Someone once told me “what man can make, man can fake!” I agree that man made objects can be duplicated. For example art forgers can reformulate an old style of pigment and then paint on a cleaned old canvas to create a reasonable looking antique painting. They might be able to do a few tricks to simulate age by cracking the paint and applying layers of dust. Most of these fakes are eventually detected. But, is it easy to fake what nature does to wood over long periods of time? When it comes to ironwood sculptures, I still find it extremely unlikely that a forger can successfully duplicate a natural looking ancient erosion layer on a freshly re-cut surface. Despite the often-repeated claim by some dealers that this has happened, I have yet to see a proven example.
*Update: It was recently suggested that specific environmental conditions on Borneo Island may contribute to the early dates on their wood sculptures. The premise is the Borneo rain forest is so densely packed with trees that they expel higher amounts of oxygen and absorb higher levels of carbon. The additional carbon absorption is making the trees appear older when they die. Again, I asked Mike Sim of Rafters if this was possible. He response was that it had no effect on the carbon dating results, as the test measures the difference between the decaying c14 and the stable c13/c12, which would be absorbed in the same ratio, regardless of higher levels of carbon in the region.
That all said, I am also not in favor of taking every single carbon 14 result on face value. As much as I accept the science and believe that many of these Dayak sculptures are in fact quite old (enough results are in to make this point), some potential anomalies need to be reconsidered. It is still possible the original results are valid, but when a specific piece doesn’t seem to fit logically in the time line, it should be set aside for additional research or at the very least note that there are still questions. As mentioned earlier, there will always be a few outliers, but that doesn't make the bulk of the data inaccurate.

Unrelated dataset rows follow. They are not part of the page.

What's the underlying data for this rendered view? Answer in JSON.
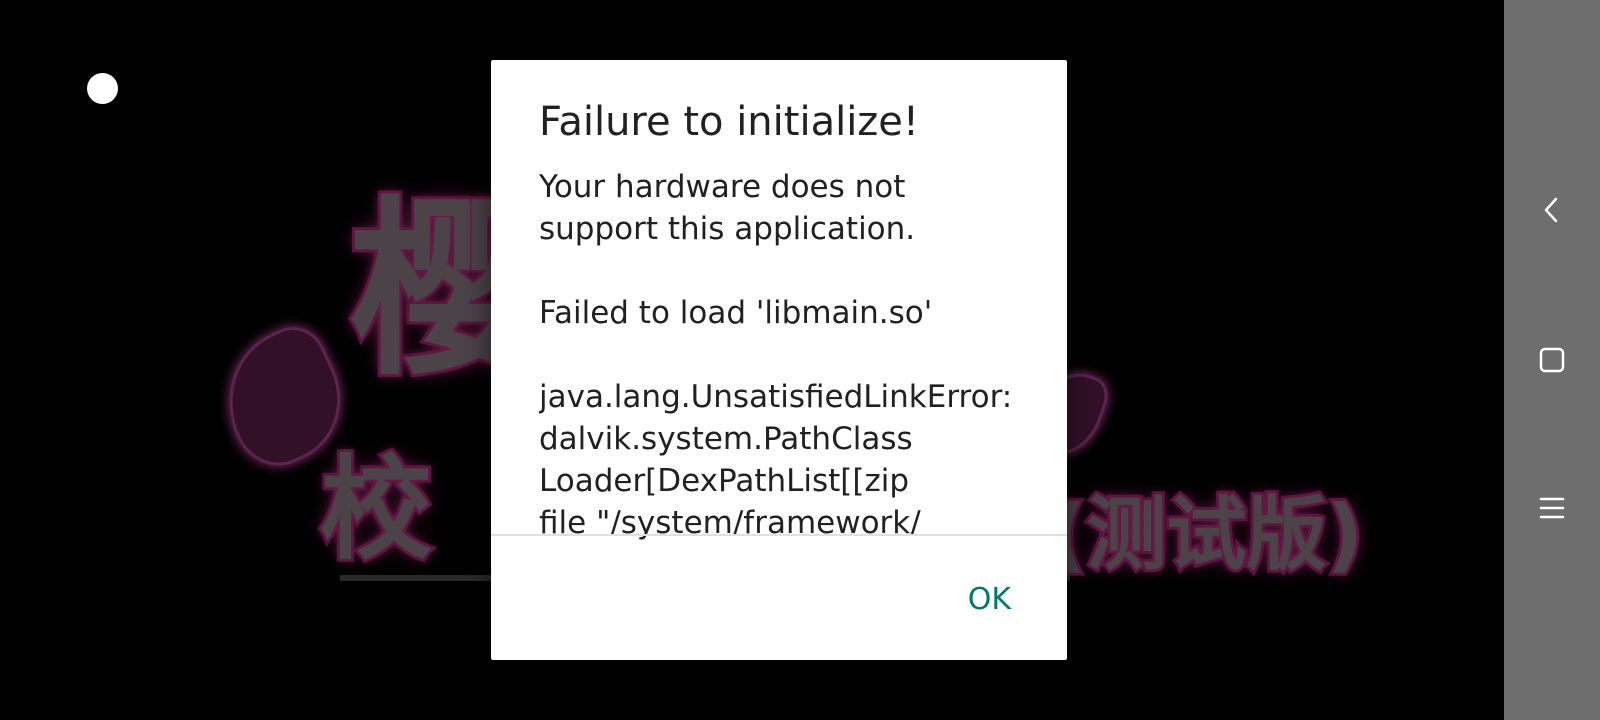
{
  "splash": {
    "title_main": "樱",
    "title_sub": "校",
    "tag": "(测试版)"
  },
  "dialog": {
    "title": "Failure to initialize!",
    "messages": [
      "Your hardware does not\nsupport this application.",
      "Failed to load 'libmain.so'",
      "java.lang.UnsatisfiedLinkError:\ndalvik.system.PathClass\nLoader[DexPathList[[zip\nfile \"/system/framework/"
    ],
    "ok_label": "OK"
  },
  "nav_bar": {
    "back_icon": "back-chevron-icon",
    "home_icon": "square-home-icon",
    "menu_icon": "hamburger-menu-icon"
  },
  "colors": {
    "dialog_accent": "#00796b",
    "nav_bar_bg": "#6e6e6e",
    "splash_glow": "#b0217a"
  }
}
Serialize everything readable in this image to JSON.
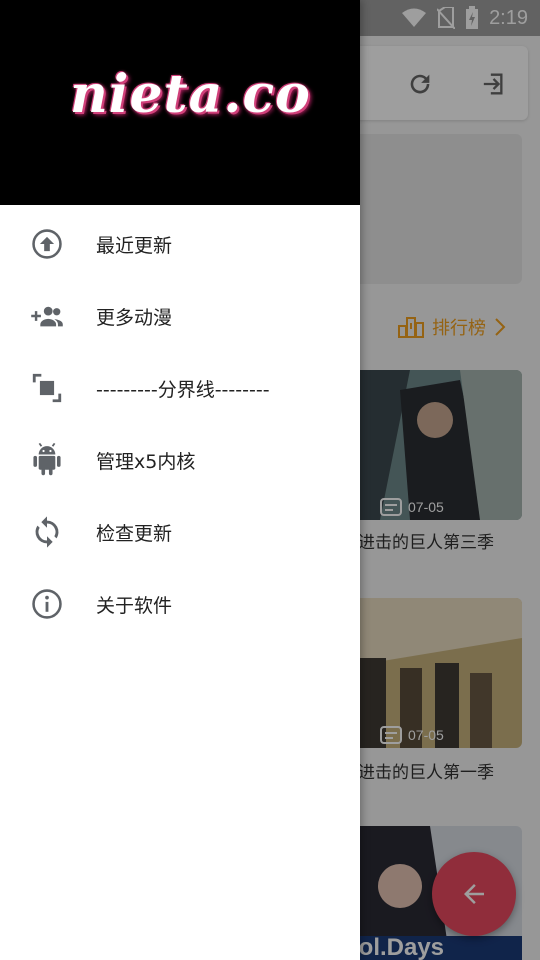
{
  "status_bar": {
    "time": "2:19"
  },
  "background": {
    "ranking_label": "排行榜",
    "cards": [
      {
        "date": "07-05",
        "title": "进击的巨人第三季"
      },
      {
        "date": "07-05",
        "title": "进击的巨人第一季"
      },
      {
        "date": "",
        "title": ""
      }
    ],
    "third_card_caption": "ool.Days"
  },
  "drawer": {
    "logo": "nieta.co",
    "items": [
      {
        "label": "最近更新",
        "icon": "arrow-up-circle-icon"
      },
      {
        "label": "更多动漫",
        "icon": "add-people-icon"
      },
      {
        "label": "---------分界线--------",
        "icon": "selection-frame-icon"
      },
      {
        "label": "管理x5内核",
        "icon": "android-icon"
      },
      {
        "label": "检查更新",
        "icon": "sync-icon"
      },
      {
        "label": "关于软件",
        "icon": "info-icon"
      }
    ]
  },
  "colors": {
    "accent": "#e84a5f",
    "ranking": "#f0a020",
    "icon_gray": "#5f6368"
  }
}
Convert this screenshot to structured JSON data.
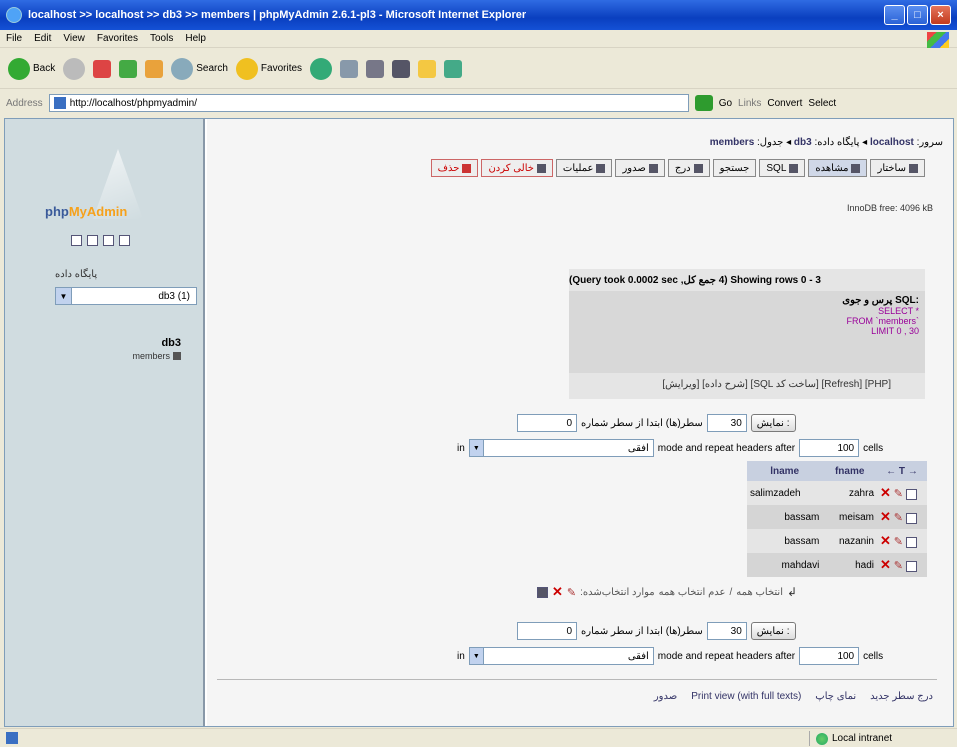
{
  "window": {
    "title": "localhost >> localhost >> db3 >> members | phpMyAdmin 2.6.1-pl3 - Microsoft Internet Explorer",
    "min": "_",
    "max": "□",
    "close": "×"
  },
  "menubar": [
    "File",
    "Edit",
    "View",
    "Favorites",
    "Tools",
    "Help"
  ],
  "toolbar": {
    "back": "Back",
    "search": "Search",
    "favorites": "Favorites"
  },
  "addressbar": {
    "label": "Address",
    "url": "http://localhost/phpmyadmin/",
    "go": "Go",
    "links": "Links",
    "convert": "Convert",
    "select": "Select"
  },
  "sidebar": {
    "logo_part1": "php",
    "logo_part2": "MyAdmin",
    "db_label": "پایگاه داده",
    "db_value": "db3 (1)",
    "db_name": "db3",
    "table_name": "members"
  },
  "breadcrumb": {
    "server_label": "سرور:",
    "server": "localhost",
    "db_label": "پایگاه داده:",
    "db": "db3",
    "table_label": "جدول:",
    "table": "members"
  },
  "tabs": [
    "ساختار",
    "مشاهده",
    "SQL",
    "جستجو",
    "درج",
    "صدور",
    "عملیات",
    "خالی کردن",
    "حذف"
  ],
  "row_info": "InnoDB free: 4096 kB",
  "result": {
    "header": "Showing rows 0 - 3 (4 جمع کل, Query took 0.0002 sec)",
    "sql_label": "پرس و جوی SQL:",
    "sql_line1": "SELECT *",
    "sql_line2": "FROM `members`",
    "sql_line3": "LIMIT 0 , 30",
    "links": "[ویرایش] [شرح داده] [SQL ساخت کد] [Refresh] [PHP]"
  },
  "nav": {
    "show_button": "نمایش :",
    "rows_value": "30",
    "rows_text": "سطر(ها) ابتدا از سطر شماره",
    "start_value": "0",
    "mode_value": "افقی",
    "mode_text": "mode and repeat headers after",
    "cells_value": "100",
    "cells_text": "cells",
    "in_text": "in"
  },
  "grid": {
    "columns": [
      "fname",
      "lname"
    ],
    "rows": [
      {
        "fname": "zahra",
        "lname": "salimzadeh"
      },
      {
        "fname": "meisam",
        "lname": "bassam"
      },
      {
        "fname": "nazanin",
        "lname": "bassam"
      },
      {
        "fname": "hadi",
        "lname": "mahdavi"
      }
    ]
  },
  "bulk": {
    "check_all": "انتخاب همه",
    "separator": "/",
    "uncheck_all": "عدم انتخاب همه",
    "with_selected": "موارد انتخاب‌شده:"
  },
  "footer": {
    "insert": "درج سطر جدید",
    "print": "نمای چاپ",
    "print_full": "Print view (with full texts)",
    "export": "صدور"
  },
  "status": {
    "zone": "Local intranet"
  }
}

I would have assumed most art collectors, dealers, and academics, a generally well educated and worldly group, are pro-science, but it seems there is a handful of skeptics within the tribal art community who believe that carbon dating wood is a magic trick meant to fool naive collectors or so horribly flawed the results are meaningless. Just as there are climate change deniers, this small, but increasingly vocal group of carbon dating deniers either do not understand or choose to misrepresent the process. Ridiculously, a few of the most vocal critics are dealers who praise carbon dates on their pieces and then hypocritically condemn similar dates on their competitor’s pieces. They can’t have it both ways. I encounter and confront these anti-science critics from time to time and frankly their negative arguments never hold up, as they are often based on obviously biased opinions and not factual evidence (that doesn’t keep them from continuing to use them). Nor is it always clear why they are obsessed with trying to discredit the process, as a few of these deniers seem to be on a nearly religious mission to condemn its use for dating tribal art.
It has been suggested that this new data must be discounted because it is upsetting previously accepted assumptions, therefore confusing the current scholarship of Dayak art. What's wrong with revising our viewpoint when new data becomes available? New discoveries have always changed the way we look at the world. The Sun does not revolve around the Earth, the Earth is not flat, the universe was not created in six days, humans have existed for longer than 6000 years, and some Dayak wood sculptures are older than a few hundred years. We shouldn't fear these discoveries, but embrace their possibilities.